Proteogenomics of synaptosomal mitochondrial oxidative stress

Oxidative stress is frequently implicated in the pathology of neurodegenerative disease. The chief source of this stress is from mitochondrial respiration, via the passage of reducing equivalents through the respiratory chain resulting in a small but potentially pathological production of superoxide. The superoxide that is produced during normal respiration is primarily detoxified within the mitochondria by superoxide dismutase 2 (Sod2), a key protein for maintaining mitochondrial function. Mitochondria are distributed throughout the soma of neurons, as well as along neuronal processes and at the synaptic terminus. This distribution of potentially independent mitochondria throughout the neuron, at distinct subcellular locations, allows for the possibility of regional subcellular deficits in mitochondrial function.

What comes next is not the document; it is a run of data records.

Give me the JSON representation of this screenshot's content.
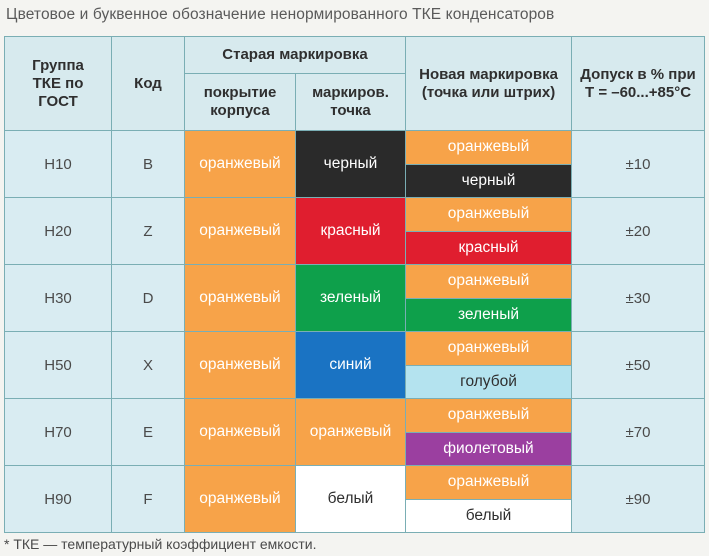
{
  "title": "Цветовое и буквенное обозначение ненормированного ТКЕ конденсаторов",
  "footnote": "* ТКЕ — температурный коэффициент емкости.",
  "headers": {
    "group": "Группа ТКЕ по ГОСТ",
    "code": "Код",
    "old_marking": "Старая маркировка",
    "old_coating": "покрытие корпуса",
    "old_dot": "маркиров. точка",
    "new_marking": "Новая маркировка (точка или штрих)",
    "tolerance": "Допуск в % при Т = –60...+85°С"
  },
  "colors": {
    "orange": "#f7a349",
    "black": "#2a2a2a",
    "red": "#e01e2f",
    "green": "#0ea04b",
    "blue": "#1a73c3",
    "light_blue": "#b4e3ef",
    "purple": "#9b3fa0",
    "white": "#ffffff",
    "header_bg": "#d7eaee",
    "row_bg": "#d9ecf2",
    "border": "#7aaeb4"
  },
  "rows": [
    {
      "group": "Н10",
      "code": "B",
      "coating": "оранжевый",
      "dot": "черный",
      "new_top": "оранжевый",
      "new_bottom": "черный",
      "tolerance": "±10"
    },
    {
      "group": "Н20",
      "code": "Z",
      "coating": "оранжевый",
      "dot": "красный",
      "new_top": "оранжевый",
      "new_bottom": "красный",
      "tolerance": "±20"
    },
    {
      "group": "Н30",
      "code": "D",
      "coating": "оранжевый",
      "dot": "зеленый",
      "new_top": "оранжевый",
      "new_bottom": "зеленый",
      "tolerance": "±30"
    },
    {
      "group": "Н50",
      "code": "X",
      "coating": "оранжевый",
      "dot": "синий",
      "new_top": "оранжевый",
      "new_bottom": "голубой",
      "tolerance": "±50"
    },
    {
      "group": "Н70",
      "code": "E",
      "coating": "оранжевый",
      "dot": "оранжевый",
      "new_top": "оранжевый",
      "new_bottom": "фиолетовый",
      "tolerance": "±70"
    },
    {
      "group": "Н90",
      "code": "F",
      "coating": "оранжевый",
      "dot": "белый",
      "new_top": "оранжевый",
      "new_bottom": "белый",
      "tolerance": "±90"
    }
  ]
}
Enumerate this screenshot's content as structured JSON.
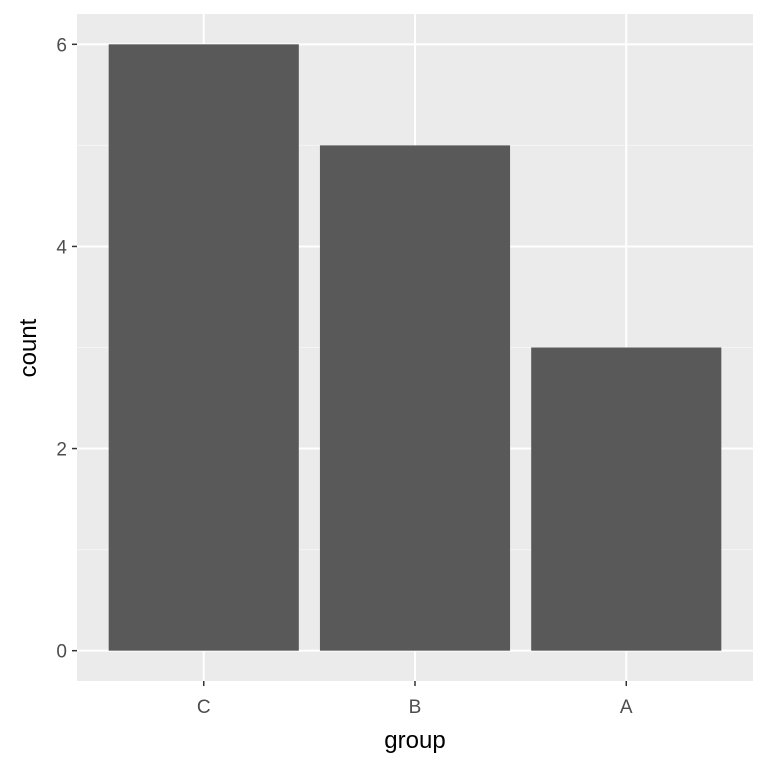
{
  "chart_data": {
    "type": "bar",
    "categories": [
      "C",
      "B",
      "A"
    ],
    "values": [
      6,
      5,
      3
    ],
    "xlabel": "group",
    "ylabel": "count",
    "ylim": [
      -0.3,
      6.3
    ],
    "yticks": [
      0,
      2,
      4,
      6
    ],
    "grid": true,
    "legend": "none",
    "colors": {
      "bar": "#595959",
      "panel_background": "#EBEBEB",
      "grid_major": "#FFFFFF",
      "grid_minor": "#F5F5F5",
      "tick_label": "#4D4D4D",
      "tick_mark": "#333333"
    }
  }
}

There has been increasing interest in the quantification and characterization of messages and proteins at the synapse, due to its importance in neurodegenerative disease, most notably Alzheimer’s disease. Here, we report the transcriptomic and proteomic changes that occur in synaptosomes from frontal cortices of Sod2 null mice. Constitutively null Sod2 mice were differentially dosed with the synthetic catalytic antioxidant EUK-189, which can extend the lifespan of these mice, as well as uncover or prevent neurodegeneration due to endogenous oxidative stress. This approach facilitated insight into quantification of trafficked messages and proteins to the synaptosome. We used two complementary methods to investigate the nature of the synaptosome under oxidative stress; either whole genome gene expression microarrays or mass spectrometry-based proteomics using isobaric tagging for relative and absolute quantitation (iTRAQ) of proteins. We have characterized the relative enrichments of gene ontologies at both gene and protein expression that occur due to mitochondrial oxidative stress in the synaptosome, which may lead to new avenues of investigation in understanding the regulation of the synaptic function in normal and diseased states. As a result of using these approaches, we report for the first time an activation of the mTOR pathway in synaptosomes isolated from Sod2 null mice, confirmed by an upregulation of the phosphorylation of 4E-BP1.